The directness of Depardieu's self-impersonation here shows early on when "Isabelle" asks him how he's been these last three-plus decades. He says "I've gotten fat." She says "Whatever pleases you." He answers, "How could it possibly please me?" At first, the two actors' charisma, presence, and ease in front of the camera are exciting and hopeful. But there's never enough happening; Nicloux relies entirely too much on the mere presence of his stars, and has too little of his own to add.

And some of it is predictable and clichéd. The choice, to begin with, of Death Valley, beloved of Antonioni and other European cineastes as a place for mystery and magic to happen; it often doesn't. Great vistas overwhelm dialogue; heat brings action to a standstill. The classic dumb American comes up to the couple knowing they're famous French actors and asks "Gérard" for his autograph. He signs it "Bob De Niro," which later that evening gets an angry reaction from the duped chap. "Isabelle" sniffs disapprovingly at goods in a local convenience store but winds up at one point sipping prefabricated noodles in a cup sitting in bed, watching an infomercial. But these light, humorous touches are undermined by the film's lugubrious obsession with "Michael's" imposed schedule, which becomes like Stations of the Cross given the extreme heat, especially for "Gérard." Transfportion between Stations however is by big "Gérard"-piloted SUV -- only the spartan "Isabelle," who's also a vegetarian, nixes use of air conditioning.

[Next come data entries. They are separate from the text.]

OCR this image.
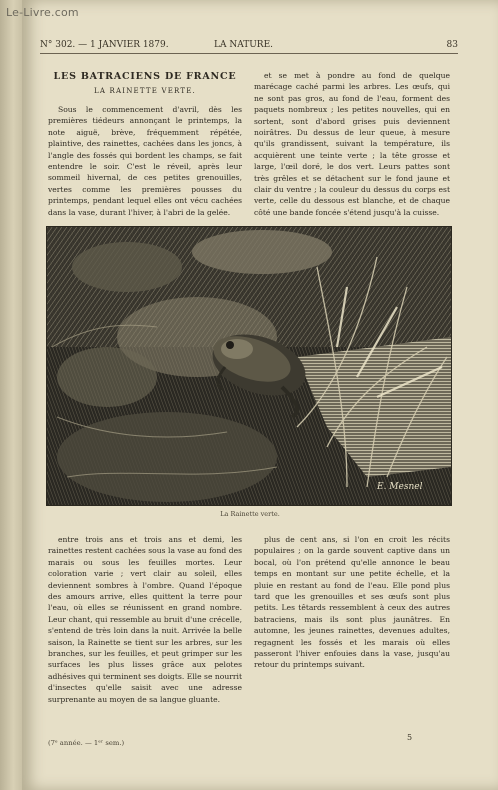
Le-Livre.com
N° 302. — 1 JANVIER 1879.	LA NATURE.	83
LES BATRACIENS DE FRANCE
LA RAINETTE VERTE.

Sous le commencement d'avril, dès les premières tiédeurs annonçant le printemps, la note aiguë, brève, fréquemment répétée, plaintive, des rainettes, cachées dans les joncs, à l'angle des fossés qui bordent les champs, se fait entendre le soir. C'est le réveil, après leur sommeil hivernal, de ces petites grenouilles, vertes comme les premières pousses du printemps, pendant lequel elles ont vécu cachées dans la vase, durant l'hiver, à l'abri de la gelée.

et se met à pondre au fond de quelque marécage caché parmi les arbres. Les œufs, qui ne sont pas gros, au fond de l'eau, forment des paquets nombreux ; les petites nouvelles, qui en sortent, sont d'abord grises puis deviennent noirâtres. Du dessus de leur queue, à mesure qu'ils grandissent, suivant la température, ils acquièrent une teinte verte ; la tête grosse et large, l'œil doré, le dos vert. Leurs pattes sont très grêles et se détachent sur le fond jaune et clair du ventre ; la couleur du dessus du corps est verte, celle du dessous est blanche, et de chaque côté une bande foncée s'étend jusqu'à la cuisse.

E. Mesnel
La Rainette verte.

entre trois ans et trois ans et demi, les rainettes restent cachées sous la vase au fond des marais ou sous les feuilles mortes. Leur coloration varie ; vert clair au soleil, elles deviennent sombres à l'ombre. Quand l'époque des amours arrive, elles quittent la terre pour l'eau, où elles se réunissent en grand nombre. Leur chant, qui ressemble au bruit d'une crécelle, s'entend de très loin dans la nuit. Arrivée la belle saison, la Rainette se tient sur les arbres, sur les branches, sur les feuilles, et peut grimper sur les surfaces les plus lisses grâce aux pelotes adhésives qui terminent ses doigts. Elle se nourrit d'insectes qu'elle saisit avec une adresse surprenante au moyen de sa langue gluante.

plus de cent ans, si l'on en croit les récits populaires ; on la garde souvent captive dans un bocal, où l'on prétend qu'elle annonce le beau temps en montant sur une petite échelle, et la pluie en restant au fond de l'eau. Elle pond plus tard que les grenouilles et ses œufs sont plus petits. Les têtards ressemblent à ceux des autres batraciens, mais ils sont plus jaunâtres. En automne, les jeunes rainettes, devenues adultes, regagnent les fossés et les marais où elles passeront l'hiver enfouies dans la vase, jusqu'au retour du printemps suivant.

(7ᵉ année. — 1ᵉʳ sem.)
5
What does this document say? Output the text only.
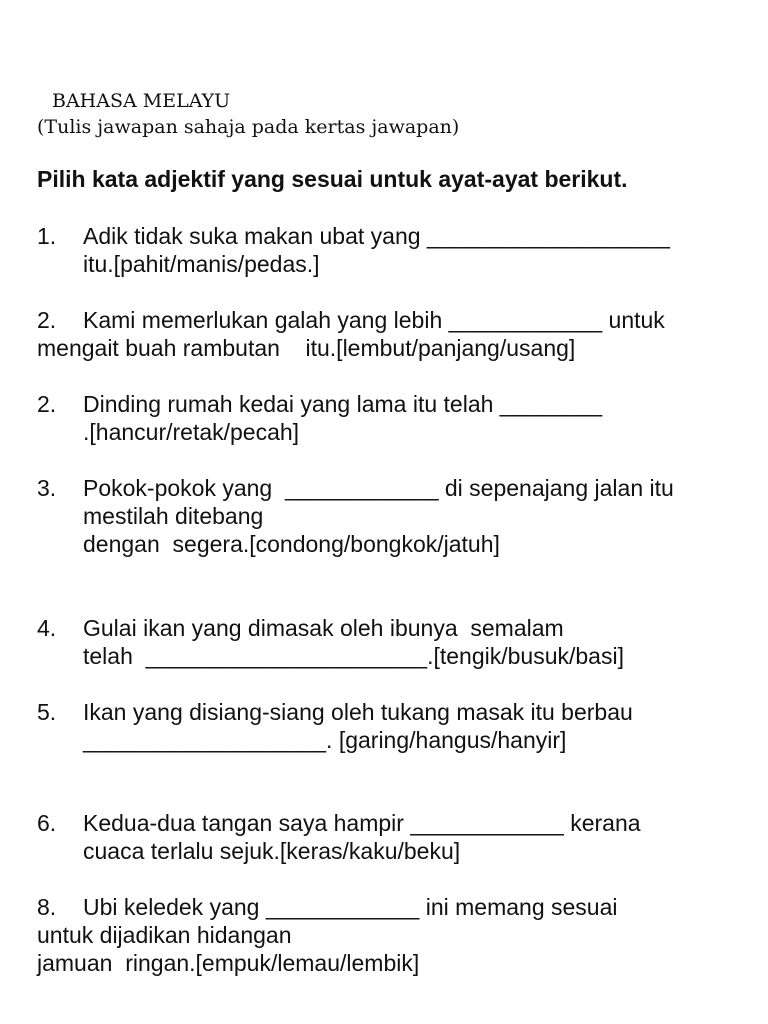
BAHASA MELAYU
(Tulis jawapan sahaja pada kertas jawapan)
Pilih kata adjektif yang sesuai untuk ayat-ayat berikut.
1. Adik tidak suka makan ubat yang ___________________
itu.[pahit/manis/pedas.]
2. Kami memerlukan galah yang lebih ____________ untuk
mengait buah rambutan    itu.[lembut/panjang/usang]
2. Dinding rumah kedai yang lama itu telah ________
.[hancur/retak/pecah]
3. Pokok-pokok yang  ____________ di sepenajang jalan itu
mestilah ditebang
dengan  segera.[condong/bongkok/jatuh]
4. Gulai ikan yang dimasak oleh ibunya  semalam
telah  ______________________.[tengik/busuk/basi]
5. Ikan yang disiang-siang oleh tukang masak itu berbau
___________________. [garing/hangus/hanyir]
6. Kedua-dua tangan saya hampir ____________ kerana
cuaca terlalu sejuk.[keras/kaku/beku]
8. Ubi keledek yang ____________ ini memang sesuai
untuk dijadikan hidangan
jamuan  ringan.[empuk/lemau/lembik]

Despite all this both, sleeping side by side in a shared motel room, soften and warm toward each other as the action unreels, and "Gérard" reveals he's sick, though he says he still feels fine. Unfortunately, the tight-lipped dialogue leads to no other big personal revelations from the two characters. They seem to have no lasting relationships since the divorce to report. It appears both virtually abandoned "Michael" early on, that being a possible element in his final depression, experienced while living with a boyfriend in San Francisco. "Gérard" knew "Michael" at least well enough to hotly deny "Isabelle's" suggestion he might have had AIDS; she admits she didn't see him at all for seven years and didn't even attend his funeral. This project seems partly undertaken as a way to seek forgiveness, and "Michael" may be inclined to give that. Meanwhile "Isabelle" has sore rings around her ankles, and "Gérard" develops them around his wrists: bad parenting stigmata?

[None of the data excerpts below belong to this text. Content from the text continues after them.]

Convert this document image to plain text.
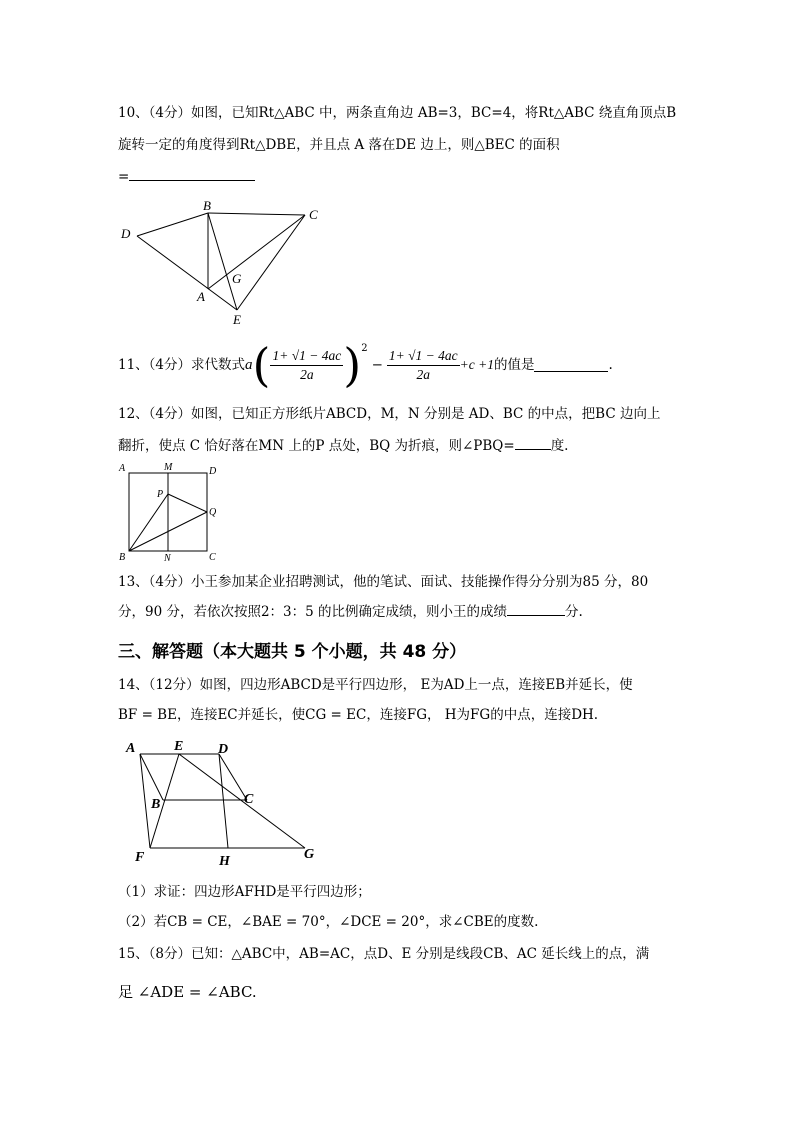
10、（4分）如图，已知Rt△ABC 中，两条直角边 AB=3，BC=4，将Rt△ABC 绕直角顶点B
旋转一定的角度得到Rt△DBE，并且点 A 落在DE 边上，则△BEC 的面积
=
B
C
D
G
A
E
11、（4分）求代数式 a ( $\frac{1+ √1 - 4ac}{2a} )^2$
− $\frac{1+ √1 - 4ac}{2a} +c +1$ 的值是	.
12、（4分）如图，已知正方形纸片ABCD，M，N 分别是 AD、BC 的中点，把BC 边向上
翻折，使点 C 恰好落在MN 上的P 点处，BQ 为折痕，则∠PBQ=	度.
A	M	D
P
Q
B	N	C
13、（4分）小王参加某企业招聘测试，他的笔试、面试、技能操作得分分别为85 分，80
分，90 分，若依次按照2：3：5 的比例确定成绩，则小王的成绩	分.
三、解答题（本大题共 5 个小题，共 48 分）
14、（12分）如图，四边形ABCD是平行四边形， E为AD上一点，连接EB并延长，使
BF = BE，连接EC并延长，使CG = EC，连接FG， H为FG的中点，连接DH.
A	E D
B	C
F	H	G
（1）求证：四边形AFHD是平行四边形；
（2）若CB = CE，∠BAE = 70°，∠DCE = 20°，求∠CBE的度数.
15、（8分）已知：△ABC中，AB=AC，点D、E 分别是线段CB、AC 延长线上的点，满
足 ∠ADE = ∠ABC.
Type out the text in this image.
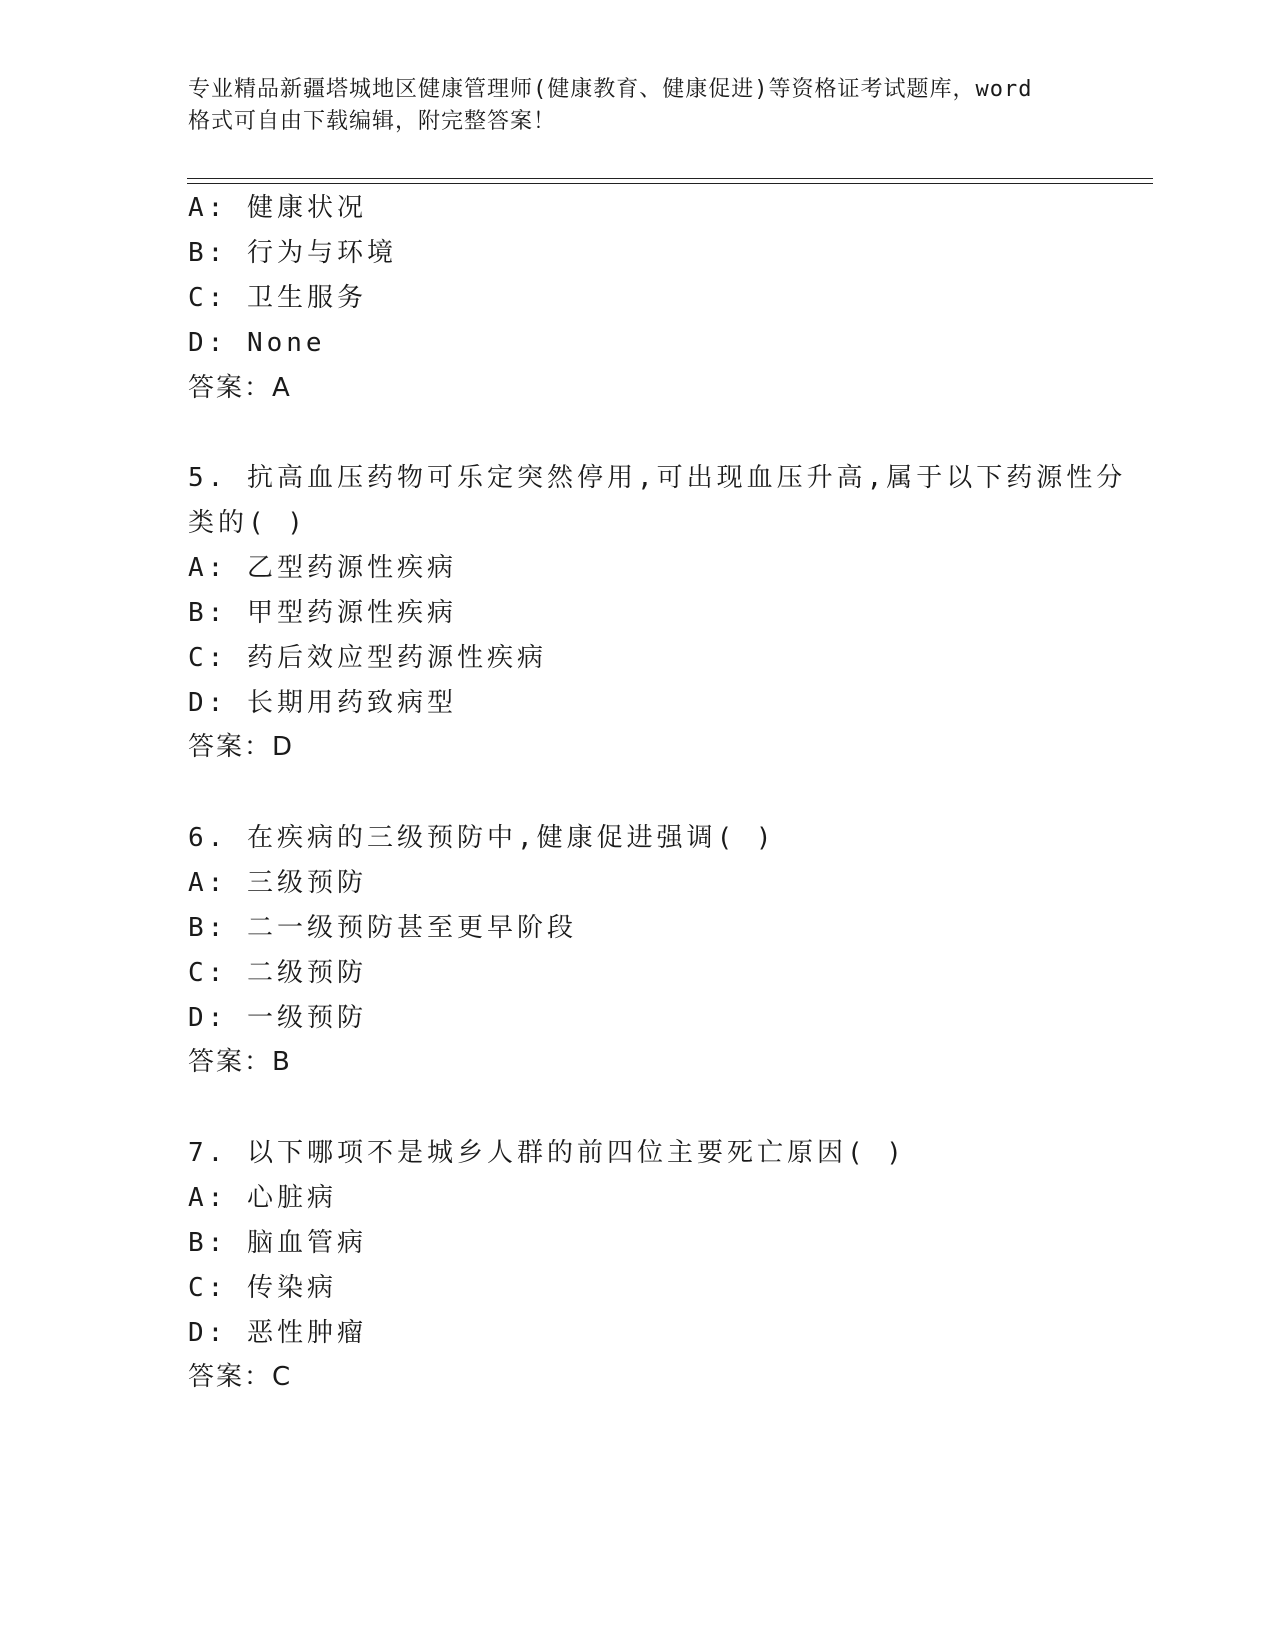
专业精品新疆塔城地区健康管理师(健康教育、健康促进)等资格证考试题库，word
格式可自由下载编辑，附完整答案！
A: 健康状况
B: 行为与环境
C: 卫生服务
D: None
答案：A
5. 抗高血压药物可乐定突然停用,可出现血压升高,属于以下药源性分
类的( )
A: 乙型药源性疾病
B: 甲型药源性疾病
C: 药后效应型药源性疾病
D: 长期用药致病型
答案：D
6. 在疾病的三级预防中,健康促进强调( )
A: 三级预防
B: 二一级预防甚至更早阶段
C: 二级预防
D: 一级预防
答案：B
7. 以下哪项不是城乡人群的前四位主要死亡原因( )
A: 心脏病
B: 脑血管病
C: 传染病
D: 恶性肿瘤
答案：C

A strange, creepy late-night encounter between an undershorts-clad "Gérard" and a misshapen young woman in the motel tennis court is the main qualifier for the term "Lynchian" or "pseudo-Lynchian" to Valley of Love. But this is not Lynch or sub-Lynch. The best it has to offer is celebrity, stark scenery harshly photographed in wide screen format by dp Christophe Offenstein, and the eerie musings of modernist American composer Charles Ives. Don't bother. Life is short.

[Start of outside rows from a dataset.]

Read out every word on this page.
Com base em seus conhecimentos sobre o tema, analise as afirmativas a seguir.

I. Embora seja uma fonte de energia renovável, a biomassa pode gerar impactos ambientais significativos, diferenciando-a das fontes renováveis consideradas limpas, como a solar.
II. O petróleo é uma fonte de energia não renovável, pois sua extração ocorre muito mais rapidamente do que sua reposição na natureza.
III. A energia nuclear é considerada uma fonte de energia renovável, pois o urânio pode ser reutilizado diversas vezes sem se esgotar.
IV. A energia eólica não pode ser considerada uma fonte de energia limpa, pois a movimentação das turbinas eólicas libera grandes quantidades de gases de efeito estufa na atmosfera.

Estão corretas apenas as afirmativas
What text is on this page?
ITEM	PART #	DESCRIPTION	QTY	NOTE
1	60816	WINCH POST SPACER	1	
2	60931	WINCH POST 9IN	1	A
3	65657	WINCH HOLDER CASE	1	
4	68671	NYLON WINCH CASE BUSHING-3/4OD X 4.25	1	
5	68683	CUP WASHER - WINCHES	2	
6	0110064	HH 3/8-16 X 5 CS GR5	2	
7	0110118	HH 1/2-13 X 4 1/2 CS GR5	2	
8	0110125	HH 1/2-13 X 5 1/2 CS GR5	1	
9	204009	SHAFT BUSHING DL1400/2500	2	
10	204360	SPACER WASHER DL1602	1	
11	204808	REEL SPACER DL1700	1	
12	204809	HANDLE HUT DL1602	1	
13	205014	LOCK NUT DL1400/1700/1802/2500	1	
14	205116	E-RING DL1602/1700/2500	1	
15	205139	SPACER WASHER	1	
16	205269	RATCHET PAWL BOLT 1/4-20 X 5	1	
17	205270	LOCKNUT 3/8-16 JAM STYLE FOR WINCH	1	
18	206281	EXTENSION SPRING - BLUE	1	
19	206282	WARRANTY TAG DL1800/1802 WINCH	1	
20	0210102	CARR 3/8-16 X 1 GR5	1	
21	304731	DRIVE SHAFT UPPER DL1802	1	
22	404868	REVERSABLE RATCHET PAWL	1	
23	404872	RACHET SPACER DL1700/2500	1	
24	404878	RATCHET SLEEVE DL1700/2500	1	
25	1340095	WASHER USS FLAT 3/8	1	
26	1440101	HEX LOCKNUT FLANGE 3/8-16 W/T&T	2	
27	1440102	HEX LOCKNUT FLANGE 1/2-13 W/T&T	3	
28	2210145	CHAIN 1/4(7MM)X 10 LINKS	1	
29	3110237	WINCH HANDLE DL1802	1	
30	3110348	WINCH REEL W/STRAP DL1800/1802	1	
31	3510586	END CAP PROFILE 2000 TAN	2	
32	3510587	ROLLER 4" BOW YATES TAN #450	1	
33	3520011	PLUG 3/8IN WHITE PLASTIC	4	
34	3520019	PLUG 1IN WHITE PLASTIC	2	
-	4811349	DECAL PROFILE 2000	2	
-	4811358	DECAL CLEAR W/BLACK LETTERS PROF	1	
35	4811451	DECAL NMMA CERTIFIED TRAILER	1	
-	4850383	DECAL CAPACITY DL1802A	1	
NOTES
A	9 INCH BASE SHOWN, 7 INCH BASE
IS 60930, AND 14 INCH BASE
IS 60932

Valley of Love, 92 mins., debuted in Competition at Cannes May 2015.; about ten festivals, including London, Warsaw, Vienna, Stockholm and Chicago. French theatrical release 17 June (AlloCiné press rating: 3.4). UK, 20 Nov. Screened for this review as part of the San Francisco Film Society's French Cinema Now series (Vogue Theater, Nov. 19-22) , showing Nov. 22 at 1:30 p.m.Also the FSLC-UniFrance 2016 Rendez-Vous with French Cinema's Opening Night film, Thurs. Mar. 3, 2016 at 6:00 p.m. with an introduction only by Isabelle Huppert and Guillaume Nicloux. Kurt Brokow tells an interesting story about Zabriskie Point in is Rendez-Vous review of Valle of Love here. Strand Releasing is bringing out this film in the US and it opens in NY at the Film Society of Lincoln Center 25 Mar. 2016.